The 5-year old finals at the 2011 World Young Horse Championships in Verden was amazing. It has been years that the quality of horses was so high. Three horses might have unrightfully belonged in the final field of fifteen, but overall it was a neck-to-neck competition with only the mares, Woodlander Farouche and Damon's Divene, standing out as a league of their own.

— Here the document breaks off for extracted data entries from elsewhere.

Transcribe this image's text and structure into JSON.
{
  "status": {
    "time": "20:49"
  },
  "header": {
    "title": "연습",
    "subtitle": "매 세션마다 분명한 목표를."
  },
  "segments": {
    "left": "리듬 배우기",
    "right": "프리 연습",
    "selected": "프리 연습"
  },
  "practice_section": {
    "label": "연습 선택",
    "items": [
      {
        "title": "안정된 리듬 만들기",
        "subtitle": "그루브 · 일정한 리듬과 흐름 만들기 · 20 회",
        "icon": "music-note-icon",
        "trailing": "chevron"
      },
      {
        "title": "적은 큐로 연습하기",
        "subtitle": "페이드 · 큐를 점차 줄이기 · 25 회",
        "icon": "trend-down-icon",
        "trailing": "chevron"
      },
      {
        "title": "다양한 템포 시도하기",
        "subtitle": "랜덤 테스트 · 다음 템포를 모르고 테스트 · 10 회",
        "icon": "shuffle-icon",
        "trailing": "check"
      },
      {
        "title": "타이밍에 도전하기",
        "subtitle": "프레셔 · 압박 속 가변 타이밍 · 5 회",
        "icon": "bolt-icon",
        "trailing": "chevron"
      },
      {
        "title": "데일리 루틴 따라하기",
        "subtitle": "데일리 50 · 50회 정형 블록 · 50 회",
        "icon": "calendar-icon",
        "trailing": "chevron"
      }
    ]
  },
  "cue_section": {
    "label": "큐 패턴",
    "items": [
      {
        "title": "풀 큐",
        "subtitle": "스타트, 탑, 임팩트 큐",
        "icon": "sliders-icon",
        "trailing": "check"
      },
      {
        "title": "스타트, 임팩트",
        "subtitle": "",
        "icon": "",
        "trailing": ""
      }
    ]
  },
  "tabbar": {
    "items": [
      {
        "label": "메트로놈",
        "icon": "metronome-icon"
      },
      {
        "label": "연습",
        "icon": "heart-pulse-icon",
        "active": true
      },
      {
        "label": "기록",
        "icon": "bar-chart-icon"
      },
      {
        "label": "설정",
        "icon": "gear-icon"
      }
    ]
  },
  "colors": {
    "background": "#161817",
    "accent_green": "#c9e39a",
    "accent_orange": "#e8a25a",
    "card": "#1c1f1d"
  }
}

The top ranked horses were all very special in their own kind but some of them were even a little bit more exciting than others. The fourth ranked horse in the 5-year old final was certainly one that made your heart beat faster. Hans Peter Minderhoud rode the Nekeman family's Boston, a dark bay stallion by Johnson x Quattro B, to an 8.74 score. The small but powerful stallion has an amazing hindleg: super active, quick and always engaged. The horse is extremely elastic and lightfooted and painted a beautiful picture in trot. He scored 9.3 for that gait, the second highest score of the day. The walk was solid but the turn on the haunches too big. The canter was fantastic. Always uphill and powerful, Boston executed fantastic extensions, but lacked some self carriage in the counter canter. The biggest issue in Minderhoud's test was the contact with the bit. The horse constantly nodded his head and was very unsteady at the vertical. When he was given the reins at the end of the test, the horse curled up instead of stretching the neck.

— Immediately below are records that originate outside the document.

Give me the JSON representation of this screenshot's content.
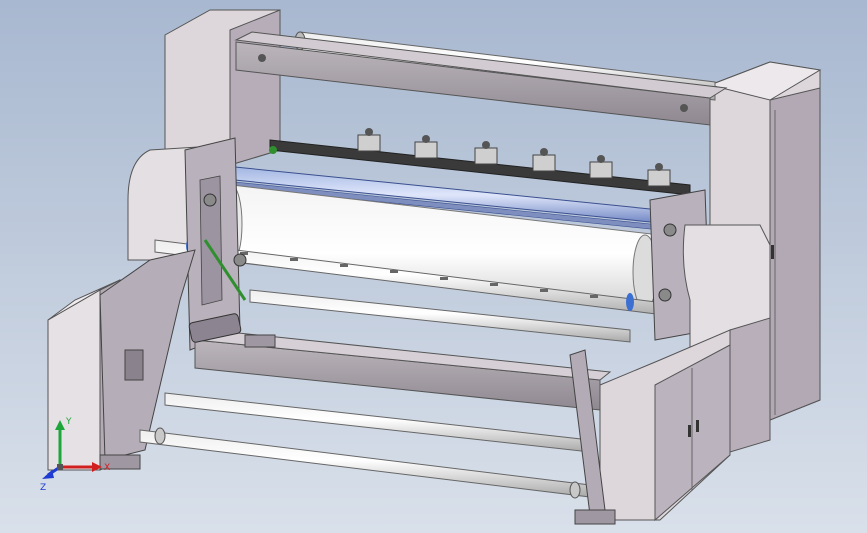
{
  "viewport": {
    "background_top": "#a8b8d0",
    "background_bottom": "#d9e0ea"
  },
  "model": {
    "body_color": "#c9c4c8",
    "body_dark": "#8d8690",
    "roller_color": "#d7d7d7",
    "accent_blue": "#3b6fd1",
    "accent_green": "#2f8f2f"
  },
  "triad": {
    "x_label": "X",
    "y_label": "Y",
    "z_label": "Z",
    "x_color": "#d11f1f",
    "y_color": "#1fa63a",
    "z_color": "#1f3bd1"
  }
}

Boston scored 9.3 for trot, 8.2 for walk, 9.0 for canter, 8.3 on submission and 8.9 for general impression. With a total of 8.74 he finished just outside a medal position but captured the hearts of the crowds. When asked if Hans Peter didn't think he was too tall for this horse, he joked, "yes you're right, but he's just too good a horse to give to someone else." The rider can not hide his enthusiasm for this little movement machine. "Boston is a fantastic horse. He's beautiful and moves very well. Today I was able to ride him very nicely and the relaxation in the walk was an enormous improvement compared to the first day. I was very happy."
Belgian Tom Franckx-Goen couldn't believe his luck when he finished third in the preliminary test aboard the IPS owned Dutch stallion Bon Bravour (by Painted Black x Chronos). "I was so nervous. Two hours before the test I had to go lie down in the caravan," he admitted. Franckx-Goen is trained by Jeannette Haazen but he has also sought help from Jacqueline Fiechter and Anky van Grunsven (through the IPS affiliation) for the coaching of Bon Bravour.

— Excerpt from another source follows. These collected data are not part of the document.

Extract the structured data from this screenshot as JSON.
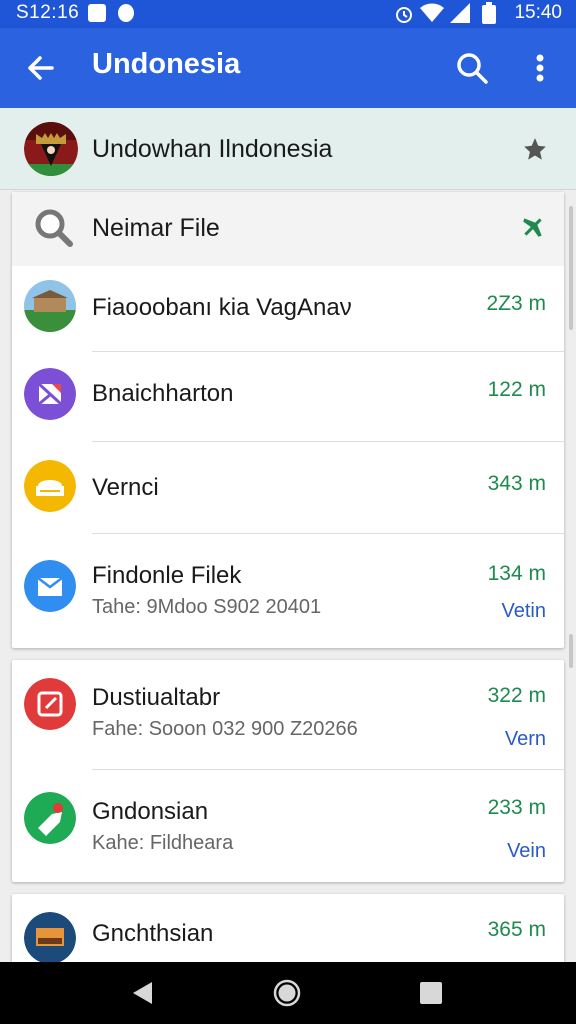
{
  "status_bar": {
    "time_left": "S12:16",
    "time_right": "15:40"
  },
  "app_bar": {
    "title": "Undonesia",
    "back_icon": "arrow-left-icon",
    "search_icon": "search-icon",
    "more_icon": "more-vert-icon"
  },
  "header": {
    "label": "Undowhan Ilndonesia",
    "star_icon": "star-icon"
  },
  "search_row": {
    "label": "Neimar File",
    "icon": "magnifier-icon",
    "pin_icon": "pin-icon"
  },
  "list_card1": [
    {
      "name": "Fiaooobanı kia  VagAnaν",
      "distance": "2Z3 m",
      "icon": "landmark-photo-icon"
    },
    {
      "name": "Bnaichharton",
      "distance": "122 m",
      "icon": "purple-app-icon"
    },
    {
      "name": "Vernci",
      "distance": "343 m",
      "icon": "yellow-app-icon"
    },
    {
      "name": "Findonle Filek",
      "sub": "Tahe: 9Mdoo S902 20401",
      "distance": "134 m",
      "view": "Vetin",
      "icon": "folder-blue-icon"
    }
  ],
  "list_card2": [
    {
      "name": "Dustiualtabr",
      "sub": "Fahe: Sooon 032 900 Z20266",
      "distance": "322 m",
      "view": "Vern",
      "icon": "red-app-icon"
    },
    {
      "name": "Gndonsian",
      "sub": "Kahe: Fildheara",
      "distance": "233 m",
      "view": "Vein",
      "icon": "green-map-icon"
    }
  ],
  "list_card3": [
    {
      "name": "Gnchthsian",
      "distance": "365 m",
      "icon": "navy-photo-icon"
    }
  ],
  "colors": {
    "app_bar": "#2a62e0",
    "distance": "#1f8a50",
    "view_link": "#2a5bc4"
  },
  "nav_bar": {
    "back_icon": "nav-back-icon",
    "home_icon": "nav-home-icon",
    "recents_icon": "nav-recents-icon"
  }
}
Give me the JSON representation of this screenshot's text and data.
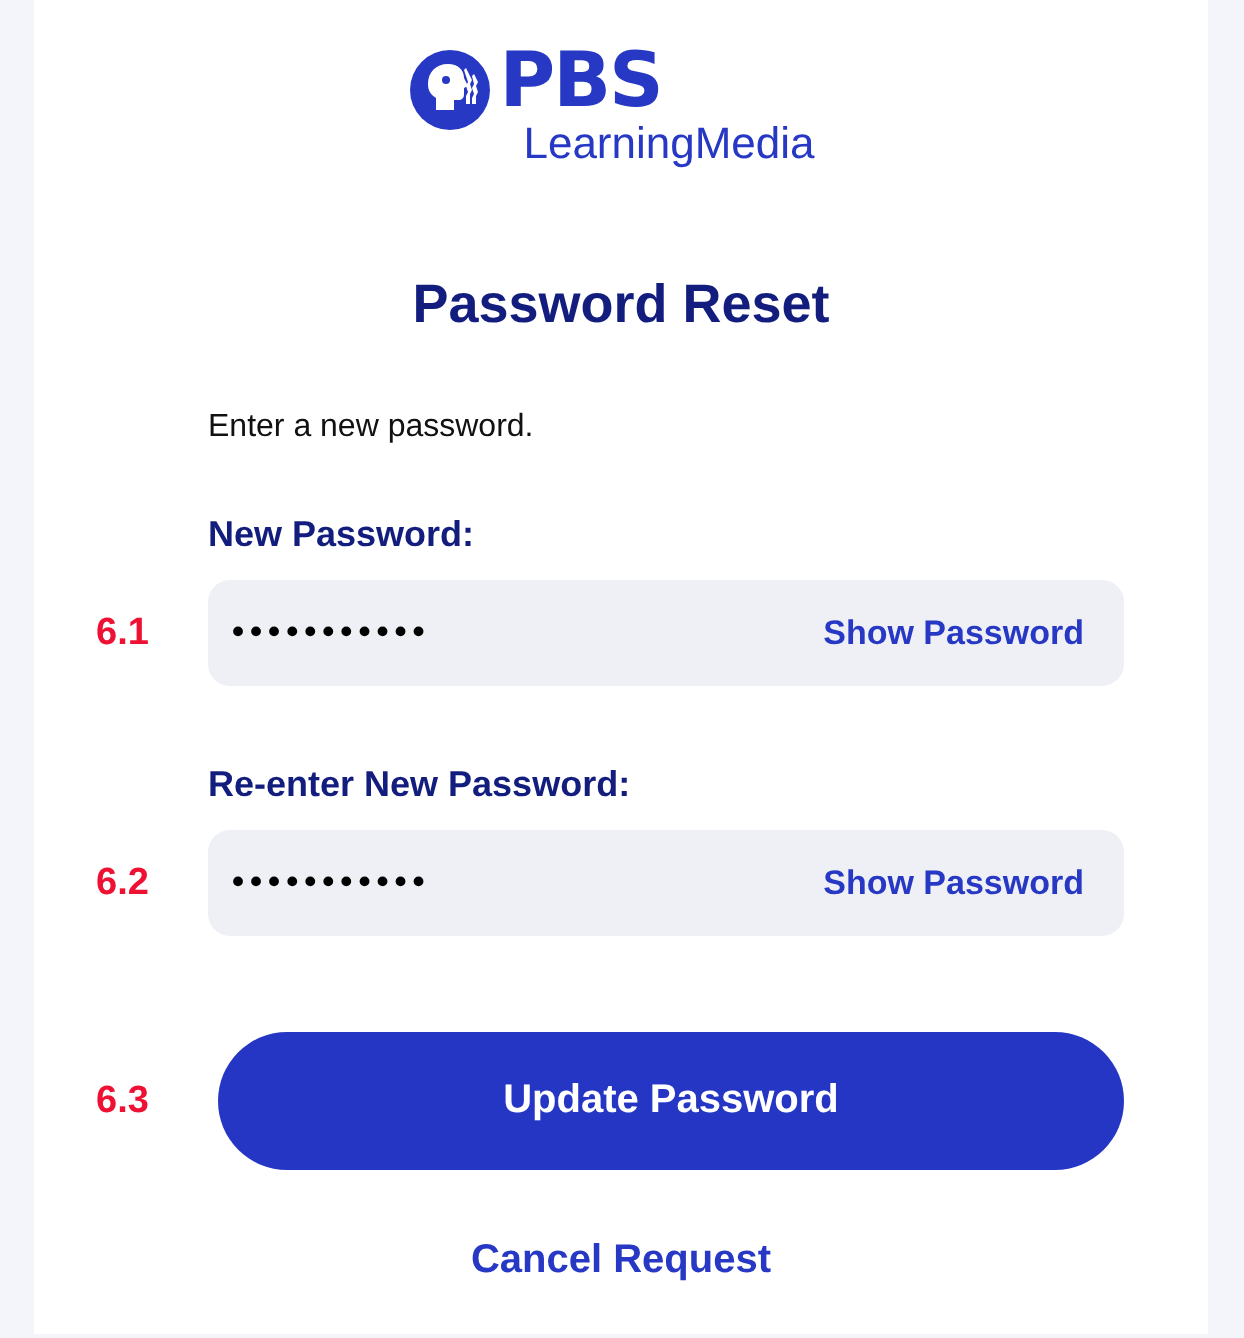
{
  "logo": {
    "wordmark": "PBS",
    "subtitle": "LearningMedia"
  },
  "title": "Password Reset",
  "instructions": "Enter a new password.",
  "fields": [
    {
      "marker": "6.1",
      "label": "New Password:",
      "value": "•••••••••••",
      "toggle": "Show Password"
    },
    {
      "marker": "6.2",
      "label": "Re-enter New Password:",
      "value": "•••••••••••",
      "toggle": "Show Password"
    }
  ],
  "submit": {
    "marker": "6.3",
    "label": "Update Password"
  },
  "cancel_link": "Cancel Request"
}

In the finals the Belgian rode his impressive dark bay stallion with much finesse. Bon Bravour has a lovely, ground covering trot with much lift in the shoulder. He is super elastic, had good bending on the curved lines but could have been quicker in the hind legs. The tempo of the trot had to be more regular as Bon Bravour tends to take uneven steps as soon as he has to shorten the pace. The extensions were nice, but there was certainly more in his tank. In canter the horse showed very nice simple changes, but there was some loss of balance in the counter canter as the horse had to be more closed in the frame. Franckx-Goen and Bon Bravour probably showed one of the best halts at entry and at the end.
Bon Bravour scored 8.7 for trot, 8.9 for walk, 8.8 for canter, 8.2 for submission and 8.6 for general impression. The total of 8.64 put them fifth and made them the best performing Belgian pair ever. In 2004 Vicky Smits finished sixth with Daianira van de Helle on a score of 8.46.
Dorothee Schneider and Gabriele Kippert's Hanoverian gelding Showtime (by Sandro Hit x Rotspon) were sixth with 8.58. The trot work flowed. There never was a single hesitation in the tempo nor in the transitions and the balance was at all times impeccable. The walk was decent, the walk pirouette perfect. In canter the horse could have shown some more elasticity in the body and legs but he continued to display extraordinary rideability. Only in counter canter the horse lost some uphill tendency and balance, but the final giving and taking of the reins in trot was gorgeous.
The judges called Showtime a "top class dressage horse with a lot of presence" and scored it 9.0 for trot, 8.2 for walk, 8.7 for canter and 8.7 for general impression. It was mind boggling that this combination only got 8.3 for submission with as indicated reason "he was sometimes tight" while this horse showed a brilliant test, fantastic rideability and the best walk pirouette of all horses.
It was puzzling that the walk pirouette -- which is probably the most difficult movement in the 5-year old finals test as it assesses a transition from trot to walk, the clarity of the walk, the pirouette itself and then a transition back to trot -- was never publicly taken into consideration when the judges reviewed the ride for the audience. In case of Emmelie Scholtens' Borencio, it was staggering to hear Mariette Sanders-Van Gansenwinkel tell the crowds that "this horse made no mistakes" while the bay Dutch warmblood completely blocked in the turn on the haunches. At the press conference, Loriston-Clarke explained that the judges did take the walk pirouette into consideration in their notes, but just didn't mention it in their review of each horse after the each ride.
French Jessica Michel and Xavier Marie's Hanoverian stallion Swing de Hus (by San Remo x Wonderland) placed seventh with 8.48. The elegantly moving black stallion got a bit stuck in his own trot rhythm making the gait slightly less regular especially on the voltes. Michel probably rode the nicest differentiation between the medium and extended walk, which was ground covering in wonderfully 4-beat. An unscripted flying change in the counter canter pushed the score for submission down. Swing de Hus is certainly light in the bridle, but the contact was not steady enough. He was not enough pushing from behind towards the contact. The judges scored the ride with 8.6 for trot, 9.0 for walk, 8.5 for canter, 7.8 for submission and 8.5 for general impression.
Emmelie Scholtens and Annabelle Collins' Dutch warmblood gelding Borencio (by Florencio x Lord Sinclair I) made a strong recovery from a mediocre preliminary test. Though the horse still opened his mouth regularly and showed his teeth, the contact was smoother and more quiet. The long legged bay showed regular, smooth trot work but he paddles extremely with both front legs and his gait is so incredibly round that he appears more like a harness horse than a dressage horse. He blocked in the walk pirouette, but his medium and extended walk were extremely ground covering but slow in the rhythm. In canter the bay takes huge strides but there was balanceloss in the counter canter and the walk in the simple changes lacked impulsion. The horse received 8.3 for trot, 9.0 for walk, 8.0 for canter and submission and 8.7 for veneral impression, which brought them to a generous 8.4 total score.